A blood test will check for high bilirubin, low albumin, low cholesterol, low platelets, and low clotting factors, any of which might support a cirrhosis diagnosis. Imaging tests (CT, MRI, or ultrasound) allow your physician to get a closer look at the liver, and a biopsy can confirm the diagnosis but is not always necessary.
Complications of Liver Cirrhosis
Complications of liver cirrhosis can include:
- Difficulty fighting off infections
- Malnutrition, due to your liver’s decreased ability to process nutrients
- Confusion and difficulty concentrating (hepatic encephalopathy)
- Internal bleeding caused by an increase in pressure in the main vein that brings blood to the liver (portal hypertension)

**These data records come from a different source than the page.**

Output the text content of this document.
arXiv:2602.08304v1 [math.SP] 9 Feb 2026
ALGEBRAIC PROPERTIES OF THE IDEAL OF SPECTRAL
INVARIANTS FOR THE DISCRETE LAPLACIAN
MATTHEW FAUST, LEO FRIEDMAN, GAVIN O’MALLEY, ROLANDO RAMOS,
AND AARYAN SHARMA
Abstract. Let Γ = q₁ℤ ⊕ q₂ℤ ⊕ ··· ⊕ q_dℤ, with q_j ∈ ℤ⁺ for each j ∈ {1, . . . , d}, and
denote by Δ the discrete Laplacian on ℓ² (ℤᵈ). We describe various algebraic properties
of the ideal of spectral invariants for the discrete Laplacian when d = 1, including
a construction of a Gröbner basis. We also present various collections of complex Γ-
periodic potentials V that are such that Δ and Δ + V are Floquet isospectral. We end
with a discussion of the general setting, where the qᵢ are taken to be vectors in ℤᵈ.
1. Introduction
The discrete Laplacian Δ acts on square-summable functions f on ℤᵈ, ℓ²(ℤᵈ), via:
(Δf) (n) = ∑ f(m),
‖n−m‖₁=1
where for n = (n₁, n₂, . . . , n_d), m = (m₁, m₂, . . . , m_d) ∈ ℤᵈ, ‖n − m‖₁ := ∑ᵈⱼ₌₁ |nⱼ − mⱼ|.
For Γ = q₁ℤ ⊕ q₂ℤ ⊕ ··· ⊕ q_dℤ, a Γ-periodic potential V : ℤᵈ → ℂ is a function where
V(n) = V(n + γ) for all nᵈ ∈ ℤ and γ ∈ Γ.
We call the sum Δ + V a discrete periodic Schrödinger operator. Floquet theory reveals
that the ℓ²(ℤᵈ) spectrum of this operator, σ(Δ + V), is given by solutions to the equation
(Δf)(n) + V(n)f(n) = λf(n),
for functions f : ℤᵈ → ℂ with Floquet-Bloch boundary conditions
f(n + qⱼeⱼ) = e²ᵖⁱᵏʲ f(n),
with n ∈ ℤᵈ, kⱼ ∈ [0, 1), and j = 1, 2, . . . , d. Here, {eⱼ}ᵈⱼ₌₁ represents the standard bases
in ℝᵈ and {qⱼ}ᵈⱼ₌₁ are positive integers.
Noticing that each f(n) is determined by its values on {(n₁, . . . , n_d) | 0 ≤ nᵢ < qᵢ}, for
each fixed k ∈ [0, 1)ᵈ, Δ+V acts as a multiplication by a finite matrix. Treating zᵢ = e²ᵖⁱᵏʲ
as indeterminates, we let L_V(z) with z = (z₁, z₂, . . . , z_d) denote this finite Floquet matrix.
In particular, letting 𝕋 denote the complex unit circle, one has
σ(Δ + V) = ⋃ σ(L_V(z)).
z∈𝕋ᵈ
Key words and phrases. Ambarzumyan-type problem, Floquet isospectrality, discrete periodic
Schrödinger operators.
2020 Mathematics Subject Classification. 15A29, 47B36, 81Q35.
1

- Swelling in the abdomen and the legs
- Increased risk of liver cancer
Treating Liver Cirrhosis
Before treatment begins, your physician will calculate your model for end-stage liver disease (MELD) score, which measures the severity of your case of cirrhosis. (You can determine your score using the online MELD Calculator from the Organ Transplantation and Procurement Network.) If it turns out that you need a liver transplant, the MELD score will play an important role in determining your position on the transplant waiting list.
Treatment will vary with the exact cause of the cirrhosis and your specific symptoms. Your physician will probably discuss some lifestyle changes with you, such as cutting out alcohol, switching to a low-sodium diet (to reduce fluid retention), and discontinuing certain medications such as acetaminophen or ibuprofen. He or she may also prescribe antibiotics, diuretics, or other medications to relieve your symptoms.

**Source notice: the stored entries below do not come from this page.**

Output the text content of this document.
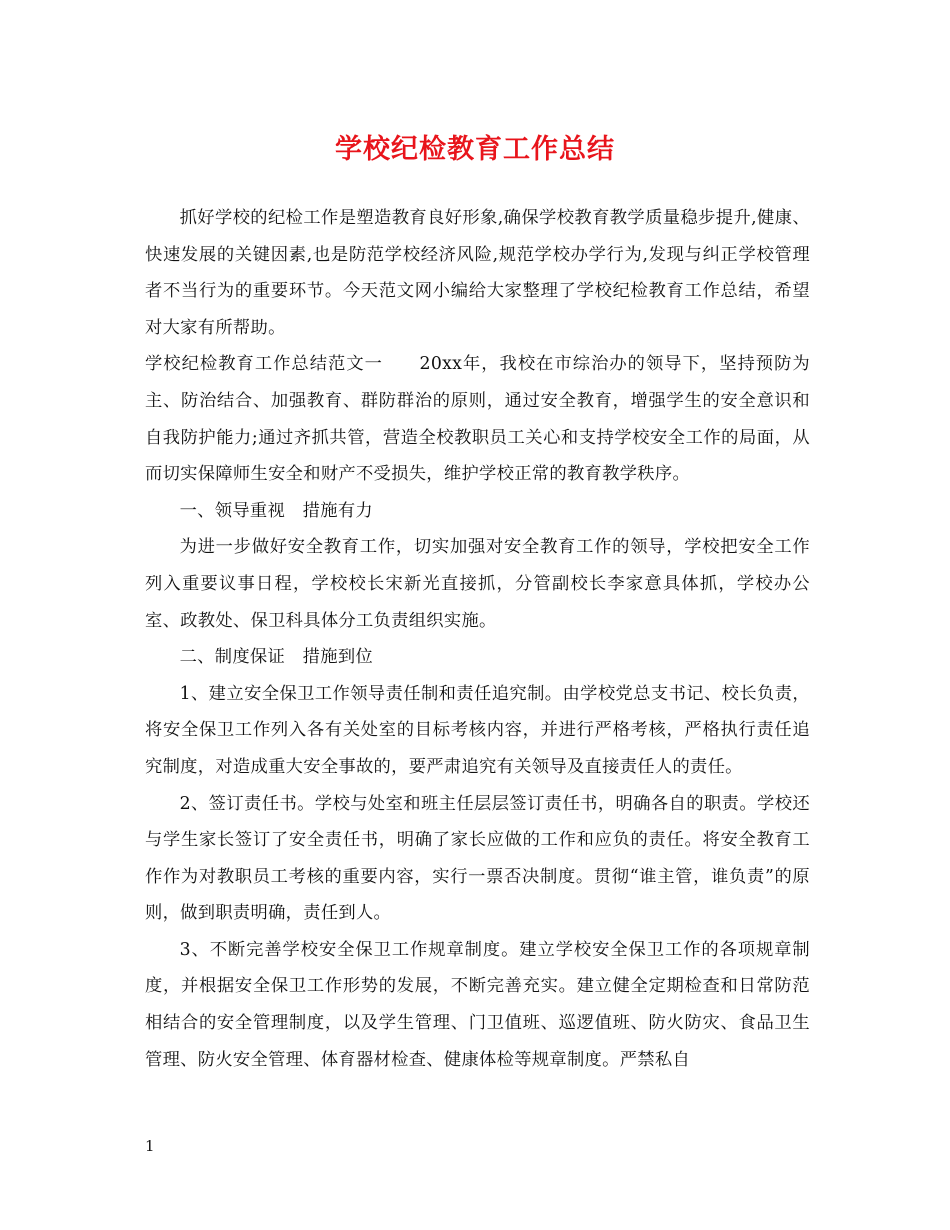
学校纪检教育工作总结

抓好学校的纪检工作是塑造教育良好形象,确保学校教育教学质量稳步提升,健康、快速发展的关键因素,也是防范学校经济风险,规范学校办学行为,发现与纠正学校管理者不当行为的重要环节。今天范文网小编给大家整理了学校纪检教育工作总结，希望对大家有所帮助。

学校纪检教育工作总结范文一　　20xx年，我校在市综治办的领导下，坚持预防为主、防治结合、加强教育、群防群治的原则，通过安全教育，增强学生的安全意识和自我防护能力;通过齐抓共管，营造全校教职员工关心和支持学校安全工作的局面，从而切实保障师生安全和财产不受损失，维护学校正常的教育教学秩序。

一、领导重视　措施有力

为进一步做好安全教育工作，切实加强对安全教育工作的领导，学校把安全工作列入重要议事日程，学校校长宋新光直接抓，分管副校长李家意具体抓，学校办公室、政教处、保卫科具体分工负责组织实施。

二、制度保证　措施到位

1、建立安全保卫工作领导责任制和责任追究制。由学校党总支书记、校长负责，将安全保卫工作列入各有关处室的目标考核内容，并进行严格考核，严格执行责任追究制度，对造成重大安全事故的，要严肃追究有关领导及直接责任人的责任。

2、签订责任书。学校与处室和班主任层层签订责任书，明确各自的职责。学校还与学生家长签订了安全责任书，明确了家长应做的工作和应负的责任。将安全教育工作作为对教职员工考核的重要内容，实行一票否决制度。贯彻“谁主管，谁负责”的原则，做到职责明确，责任到人。

3、不断完善学校安全保卫工作规章制度。建立学校安全保卫工作的各项规章制度，并根据安全保卫工作形势的发展，不断完善充实。建立健全定期检查和日常防范相结合的安全管理制度，以及学生管理、门卫值班、巡逻值班、防火防灾、食品卫生管理、防火安全管理、体育器材检查、健康体检等规章制度。严禁私自

1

When scarring in the liver interferes with blood flow through the organ, the buildup of pressure can cause blood vessels to rupture and lead to a gastrointestinal bleed into the stomach. If this occurs, your doctor may discuss a transjugular intrahepatic portosystemic shunt (TIPS) with you. In a TIPS procedure, your physician inserts a metal mesh stent into the liver to connect the portal and hepatic veins, with the goal of improving blood flow and reducing the risk of bleeding.
If complications from cirrhosis cannot be controlled by these treatments, a liver transplant may be recommended.